I am trying do this exercise:
Exercise: Let $f : \mathbb{R}^n \rightarrow \mathbb{R}$ a convex funciton. Show that: $$\langle y^1 - y^2 , x^1 - x^2 \rangle \geq 0, \qquad \forall x^i \in \mathbb{R}^n, \forall y^i \in \partial f(x^i), i= 1,2.$$
Notation: $\partial f(\star)$ means subdifferential of $f$ in $\star$.
And we know the following defenition:
Let $f : X \in \mathbb{R}^n \rightarrow \mathbb{R}$ a convex function, then
$$f(x) - f(y) \leq \langle \partial f(y) , x - y \rangle$$.
My attemp:
Since $f$ is convex, by defenition above:
$$f(x^1) - f(x^2) \leq \langle \partial f(x^2) , x^1 - x^2 \rangle, \qquad \forall x^1,x^2 \in \mathbb{R^n}$$
Let $ y^2 \in \partial f(x^2)$ and some inequality properties, we obtain:
$$f(x^1) - f(x^2) - \langle y^2 , x^1 - x^2 \rangle \leq 0 $$
I believe wich by iteration or anything similar we can "transform" $f(x^1)- f(x^2)$ in derivate of one point in $D$ (f dominian)and developing the inner product we got what we wanted. But I cannot undertsand one way to do that. Anyone can help me?
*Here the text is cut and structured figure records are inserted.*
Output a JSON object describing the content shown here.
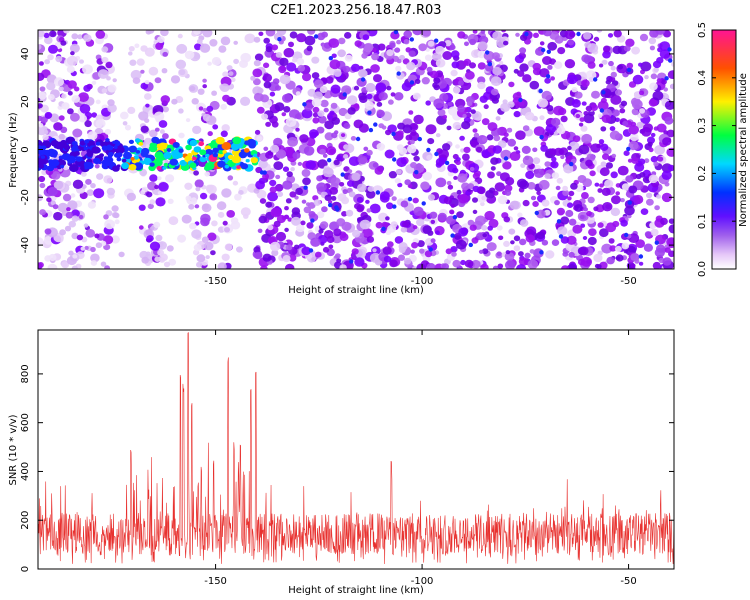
{
  "title": "C2E1.2023.256.18.47.R03",
  "chart_data": [
    {
      "type": "heatmap",
      "xlabel": "Height of straight line (km)",
      "ylabel": "Frequency (Hz)",
      "xlim": [
        -193,
        -39
      ],
      "ylim": [
        -50,
        50
      ],
      "xticks": [
        -150,
        -100,
        -50
      ],
      "yticks": [
        -40,
        -20,
        0,
        20,
        40
      ],
      "colorbar": {
        "label": "Normalized spectral amplitude",
        "range": [
          0,
          0.5
        ],
        "ticks": [
          0.0,
          0.1,
          0.2,
          0.3,
          0.4,
          0.5
        ],
        "colormap": [
          "#ffffff",
          "#e6c8f8",
          "#8a2be2",
          "#0000ff",
          "#00e5ff",
          "#00ff00",
          "#ffff00",
          "#ff6a00",
          "#ff1493"
        ]
      },
      "signal_band": {
        "x": [
          -193,
          -140
        ],
        "y": [
          -8,
          4
        ]
      },
      "quiet_columns": [
        [
          -175,
          -168
        ],
        [
          -162,
          -155
        ],
        [
          -150,
          -148
        ],
        [
          -146,
          -140
        ]
      ],
      "noise_start": -140
    },
    {
      "type": "line",
      "xlabel": "Height of straight line (km)",
      "ylabel": "SNR (10 * v/v)",
      "xlim": [
        -193,
        -39
      ],
      "ylim": [
        0,
        980
      ],
      "xticks": [
        -150,
        -100,
        -50
      ],
      "yticks": [
        0,
        200,
        400,
        600,
        800
      ],
      "color": "#e8312f",
      "baseline": 130,
      "noise_range": [
        60,
        230
      ],
      "peaks": [
        {
          "x": -170.5,
          "y": 500
        },
        {
          "x": -158.5,
          "y": 830
        },
        {
          "x": -157.8,
          "y": 760
        },
        {
          "x": -156.6,
          "y": 980
        },
        {
          "x": -155.8,
          "y": 700
        },
        {
          "x": -153.5,
          "y": 420
        },
        {
          "x": -150.5,
          "y": 460
        },
        {
          "x": -147.0,
          "y": 900
        },
        {
          "x": -145.5,
          "y": 520
        },
        {
          "x": -144.0,
          "y": 510
        },
        {
          "x": -141.5,
          "y": 780
        },
        {
          "x": -140.3,
          "y": 820
        },
        {
          "x": -107.5,
          "y": 460
        }
      ]
    }
  ]
}
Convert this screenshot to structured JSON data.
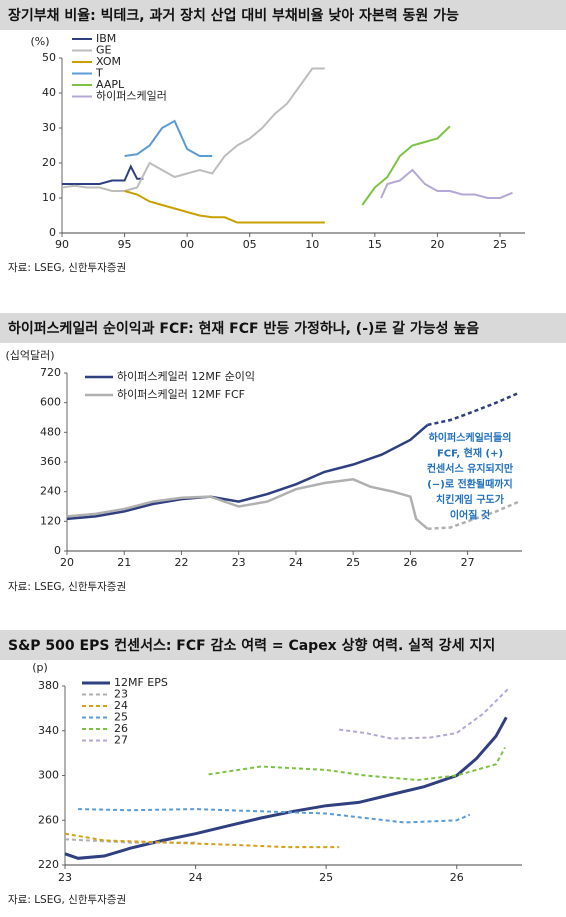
{
  "chart_data": [
    {
      "type": "line",
      "title": "장기부채 비율: 빅테크, 과거 장치 산업 대비 부채비율 낮아 자본력 동원 가능",
      "y_label": "(%)",
      "source": "자료: LSEG, 신한투자증권",
      "xlim": [
        1990,
        2027
      ],
      "ylim": [
        0,
        50
      ],
      "xticks": [
        {
          "value": 1990,
          "label": "90"
        },
        {
          "value": 1995,
          "label": "95"
        },
        {
          "value": 2000,
          "label": "00"
        },
        {
          "value": 2005,
          "label": "05"
        },
        {
          "value": 2010,
          "label": "10"
        },
        {
          "value": 2015,
          "label": "15"
        },
        {
          "value": 2020,
          "label": "20"
        },
        {
          "value": 2025,
          "label": "25"
        }
      ],
      "yticks": [
        0,
        10,
        20,
        30,
        40,
        50
      ],
      "series": [
        {
          "name": "IBM",
          "color": "#2f3f7f",
          "x": [
            1990,
            1991,
            1992,
            1993,
            1994,
            1995,
            1995.5,
            1996,
            1996.5
          ],
          "values": [
            14,
            14,
            14,
            14,
            15,
            15,
            19,
            15.5,
            15.5
          ]
        },
        {
          "name": "GE",
          "color": "#bdbdbd",
          "x": [
            1990,
            1991,
            1992,
            1993,
            1994,
            1995,
            1996,
            1997,
            1998,
            1999,
            2000,
            2001,
            2002,
            2003,
            2004,
            2005,
            2006,
            2007,
            2008,
            2009,
            2010,
            2011
          ],
          "values": [
            13,
            13.5,
            13,
            13,
            12,
            12,
            13,
            20,
            18,
            16,
            17,
            18,
            17,
            22,
            25,
            27,
            30,
            34,
            37,
            42,
            47,
            47
          ]
        },
        {
          "name": "XOM",
          "color": "#c8a000",
          "x": [
            1995,
            1996,
            1997,
            1998,
            1999,
            2000,
            2001,
            2002,
            2003,
            2004,
            2005,
            2006,
            2007,
            2008,
            2009,
            2010,
            2011
          ],
          "values": [
            12,
            11,
            9,
            8,
            7,
            6,
            5,
            4.5,
            4.5,
            3,
            3,
            3,
            3,
            3,
            3,
            3,
            3
          ]
        },
        {
          "name": "T",
          "color": "#5b9bd5",
          "x": [
            1995,
            1996,
            1997,
            1998,
            1999,
            2000,
            2001,
            2002
          ],
          "values": [
            22,
            22.5,
            25,
            30,
            32,
            24,
            22,
            22
          ]
        },
        {
          "name": "AAPL",
          "color": "#7dc242",
          "x": [
            2014,
            2015,
            2016,
            2017,
            2018,
            2019,
            2020,
            2021
          ],
          "values": [
            8,
            13,
            16,
            22,
            25,
            26,
            27,
            30.5
          ]
        },
        {
          "name": "하이퍼스케일러",
          "color": "#b4a7d6",
          "x": [
            2015.5,
            2016,
            2017,
            2018,
            2019,
            2020,
            2021,
            2022,
            2023,
            2024,
            2025,
            2026
          ],
          "values": [
            10,
            14,
            15,
            18,
            14,
            12,
            12,
            11,
            11,
            10,
            10,
            11.5
          ]
        }
      ]
    },
    {
      "type": "line",
      "title": "하이퍼스케일러 순이익과 FCF: 현재 FCF 반등 가정하나, (-)로 갈 가능성 높음",
      "y_label": "(십억달러)",
      "source": "자료: LSEG, 신한투자증권",
      "xlim": [
        2020,
        2027.95
      ],
      "ylim": [
        0,
        720
      ],
      "xticks": [
        {
          "value": 2020,
          "label": "20"
        },
        {
          "value": 2021,
          "label": "21"
        },
        {
          "value": 2022,
          "label": "22"
        },
        {
          "value": 2023,
          "label": "23"
        },
        {
          "value": 2024,
          "label": "24"
        },
        {
          "value": 2025,
          "label": "25"
        },
        {
          "value": 2026,
          "label": "26"
        },
        {
          "value": 2027,
          "label": "27"
        }
      ],
      "yticks": [
        0,
        120,
        240,
        360,
        480,
        600,
        720
      ],
      "annotation": [
        "하이퍼스케일러들의",
        "FCF, 현재 (+)",
        "컨센서스 유지되지만",
        "(−)로 전환될때까지",
        "치킨게임 구도가",
        "이어질 것"
      ],
      "series": [
        {
          "name": "하이퍼스케일러 12MF 순이익",
          "color": "#2f3f7f",
          "x": [
            2020,
            2020.5,
            2021,
            2021.5,
            2022,
            2022.5,
            2023,
            2023.5,
            2024,
            2024.5,
            2025,
            2025.5,
            2026,
            2026.3
          ],
          "values": [
            130,
            140,
            160,
            190,
            210,
            220,
            200,
            230,
            270,
            320,
            350,
            390,
            450,
            510
          ]
        },
        {
          "name": "하이퍼스케일러 12MF FCF",
          "color": "#b0b0b0",
          "x": [
            2020,
            2020.5,
            2021,
            2021.5,
            2022,
            2022.5,
            2023,
            2023.5,
            2024,
            2024.5,
            2025,
            2025.3,
            2025.7,
            2026,
            2026.1,
            2026.3
          ],
          "values": [
            140,
            150,
            170,
            200,
            215,
            220,
            180,
            200,
            250,
            275,
            290,
            260,
            240,
            220,
            130,
            90
          ]
        },
        {
          "color": "#2f3f7f",
          "dashed": true,
          "x": [
            2026.3,
            2026.7,
            2027,
            2027.5,
            2027.9
          ],
          "values": [
            510,
            530,
            555,
            600,
            640
          ]
        },
        {
          "color": "#b0b0b0",
          "dashed": true,
          "x": [
            2026.3,
            2026.7,
            2027,
            2027.5,
            2027.9
          ],
          "values": [
            90,
            95,
            120,
            160,
            200
          ]
        }
      ]
    },
    {
      "type": "line",
      "title": "S&P 500 EPS 컨센서스: FCF 감소 여력 = Capex 상향 여력. 실적 강세 지지",
      "y_label": "(p)",
      "source": "자료: LSEG, 신한투자증권",
      "xlim": [
        2023,
        2026.5
      ],
      "ylim": [
        220,
        380
      ],
      "xticks": [
        {
          "value": 2023,
          "label": "23"
        },
        {
          "value": 2024,
          "label": "24"
        },
        {
          "value": 2025,
          "label": "25"
        },
        {
          "value": 2026,
          "label": "26"
        }
      ],
      "yticks": [
        220,
        260,
        300,
        340,
        380
      ],
      "series": [
        {
          "name": "12MF EPS",
          "color": "#2f3f7f",
          "x": [
            2023,
            2023.1,
            2023.3,
            2023.5,
            2023.75,
            2024,
            2024.25,
            2024.5,
            2024.75,
            2025,
            2025.25,
            2025.5,
            2025.75,
            2026,
            2026.15,
            2026.3,
            2026.38
          ],
          "values": [
            230,
            226,
            228,
            235,
            242,
            248,
            255,
            262,
            268,
            273,
            276,
            283,
            290,
            300,
            315,
            335,
            352
          ]
        },
        {
          "name": "23",
          "color": "#b0b0b0",
          "dashed": true,
          "x": [
            2023,
            2023.5,
            2024
          ],
          "values": [
            243,
            240,
            240
          ]
        },
        {
          "name": "24",
          "color": "#d4a017",
          "dashed": true,
          "x": [
            2023,
            2023.3,
            2023.8,
            2024.3,
            2024.7,
            2025.1
          ],
          "values": [
            248,
            242,
            240,
            238,
            236,
            236
          ]
        },
        {
          "name": "25",
          "color": "#5b9bd5",
          "dashed": true,
          "x": [
            2023.1,
            2023.5,
            2024,
            2024.5,
            2025,
            2025.3,
            2025.6,
            2026,
            2026.1
          ],
          "values": [
            270,
            269,
            270,
            268,
            266,
            262,
            258,
            260,
            265
          ]
        },
        {
          "name": "26",
          "color": "#7dc242",
          "dashed": true,
          "x": [
            2024.1,
            2024.5,
            2025,
            2025.3,
            2025.7,
            2026,
            2026.3,
            2026.37
          ],
          "values": [
            301,
            308,
            305,
            300,
            296,
            300,
            310,
            325
          ]
        },
        {
          "name": "27",
          "color": "#b4a7d6",
          "dashed": true,
          "x": [
            2025.1,
            2025.3,
            2025.5,
            2025.8,
            2026,
            2026.2,
            2026.4
          ],
          "values": [
            341,
            338,
            333,
            334,
            338,
            355,
            378
          ]
        }
      ]
    }
  ]
}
Your inequality is incorrect, it should be $$ f(x) - f(y) \geq \langle \partial f(y), x-y\rangle. $$ that is, a convex function always lies above its supporting hyperplane.
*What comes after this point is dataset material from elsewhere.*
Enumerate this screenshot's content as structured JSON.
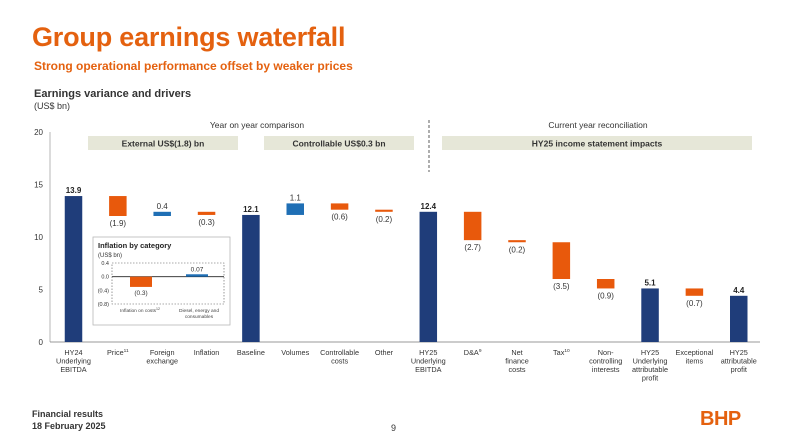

Let $y_1\in \partial f(x_1)$ and $y_2\in \partial f(x_2)$. Then, $$ f(x_2) - f(x_1) \geq \langle y_1, x_2 - x_1\rangle $$ and $$ f(x_1) - f(x_2) \geq \langle y_2, x_1 - x_2\rangle $$ Summing these inequalities yields, $$ 0 \geq \langle y_1, x_2 - x_1\rangle + \langle y_2, x_1 - x_2\rangle = \langle y_1-y_2, x_2 - x_1\rangle $$ and the result follows.